Thursday, July 19, 2007

Do I Get a Thank You for the Water?


Is it just me, or have kids lost all sense of respect?

This afternoon, my nine year-old son had his friend, Kevin, over to our house. Somehow, Kevin’s little sister Mackenzie, (two years younger) tagged along with him.

My son, rather sympathetically, said, “Mackenzie was bored at home, so she wanted to come over here and watch us play computer games.”

During the next 20 minutes, this is what transpired at my house.

MACKENZIE: “Do I have to sit ON THE FLOOR to watch them play while I'm here? Sure would be NICE to have a chair...”

ME: Uh, okay. Here you go. (I bring in my toddler’s Naughty Seat and set it down.)

MY TODDLER: Nnnnnooooo! MY NAUGHTY SEAT!

I retreat to my bedroom to tackle a basket of laundry. Then, a knock at the door.

MACKENZIE: Your dog is jumping on me. I’ve been running around trying to get away from her. Can't you do something about it?

ME: Well, you see, Mackenzie, she is a greyhound. That means she is trained to chase things that run from her. If you sit still and be REAL QUIET (pause for effect), she’ll leave you alone.

MY TODDLER: Nnnnnnooooo! MY DOGGY RUNNING!

Mackenzie eyes me suspiciously but goes back to join the boys. A few minutes later, she’s back.

MACKENZIE: I’m hungry. Is there anything I can eat around here?

ME: Why, sure! Let me get something for you. (I go to the kitchen and open the freezer, reaching behind the bag of fish sticks and carton of Slim-A-Bear bars.
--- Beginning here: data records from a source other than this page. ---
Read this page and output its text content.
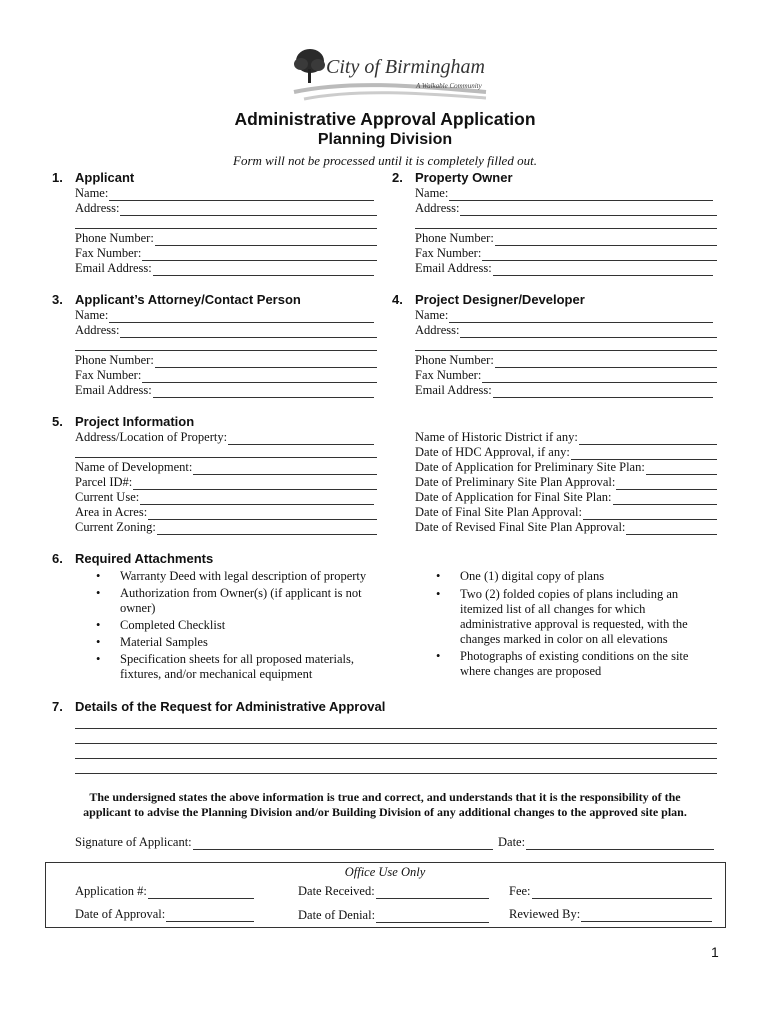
City of Birmingham
A Walkable Community
Administrative Approval Application
Planning Division
Form will not be processed until it is completely filled out.
1. Applicant
Name:
Address:
Phone Number:
Fax Number:
Email Address:
2. Property Owner
Name:
Address:
Phone Number:
Fax Number:
Email Address:
3. Applicant’s Attorney/Contact Person
Name:
Address:
Phone Number:
Fax Number:
Email Address:
4. Project Designer/Developer
Name:
Address:
Phone Number:
Fax Number:
Email Address:
5. Project Information
Address/Location of Property:
Name of Development:
Parcel ID#:
Current Use:
Area in Acres:
Current Zoning:
Name of Historic District if any:
Date of HDC Approval, if any:
Date of Application for Preliminary Site Plan:
Date of Preliminary Site Plan Approval:
Date of Application for Final Site Plan:
Date of Final Site Plan Approval:
Date of Revised Final Site Plan Approval:
6. Required Attachments
• Warranty Deed with legal description of property
• Authorization from Owner(s) (if applicant is not
owner)
• Completed Checklist
• Material Samples
• Specification sheets for all proposed materials,
fixtures, and/or mechanical equipment
• One (1) digital copy of plans
• Two (2) folded copies of plans including an
itemized list of all changes for which
administrative approval is requested, with the
changes marked in color on all elevations
• Photographs of existing conditions on the site
where changes are proposed
7. Details of the Request for Administrative Approval
The undersigned states the above information is true and correct, and understands that it is the responsibility of the
applicant to advise the Planning Division and/or Building Division of any additional changes to the approved site plan.
Signature of Applicant:	Date:
Office Use Only
Application #:	Date Received:	Fee:
Date of Approval:	Date of Denial:	Reviewed By:
1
This is my opportunity to get rid of a box of Popsicles that have been taking up space since the Y2K scare.)

MY TODDLER: Nnnnnooooo! MY FREEZER BURNT POPSICLES!

MACKENZIE: (Turns up her nose.) No…I was wondering if you had anything else.

ME: Nope. That’s it. (I step sideways to guard my newly purchased family-size bag of Twizzlers.) But, if you’re that hungry, you can go home and have your mom make you something to eat.

MACKENZIE: Can I just have some water instead?

4 comments:

Heather said...

I'm cracking up here, Tina. Seriously, I used to like other people's kids. Until I had my own and now not so much. The joys of being bossed around by someone who can't reach a light switch on their own escape me.

Anonymous said...

Holy moly. Seriously funny situation... but if it were me I would be beyond irritated! Be.Yond.
Hope the kid went home soon after she had her water.

Blog Owner said...

You have Slim-A-Bear bars??? I'm on my way!!

Crystal said...

Forget about the Slim A Bear bars, I need to get my hands on her Twizzlers.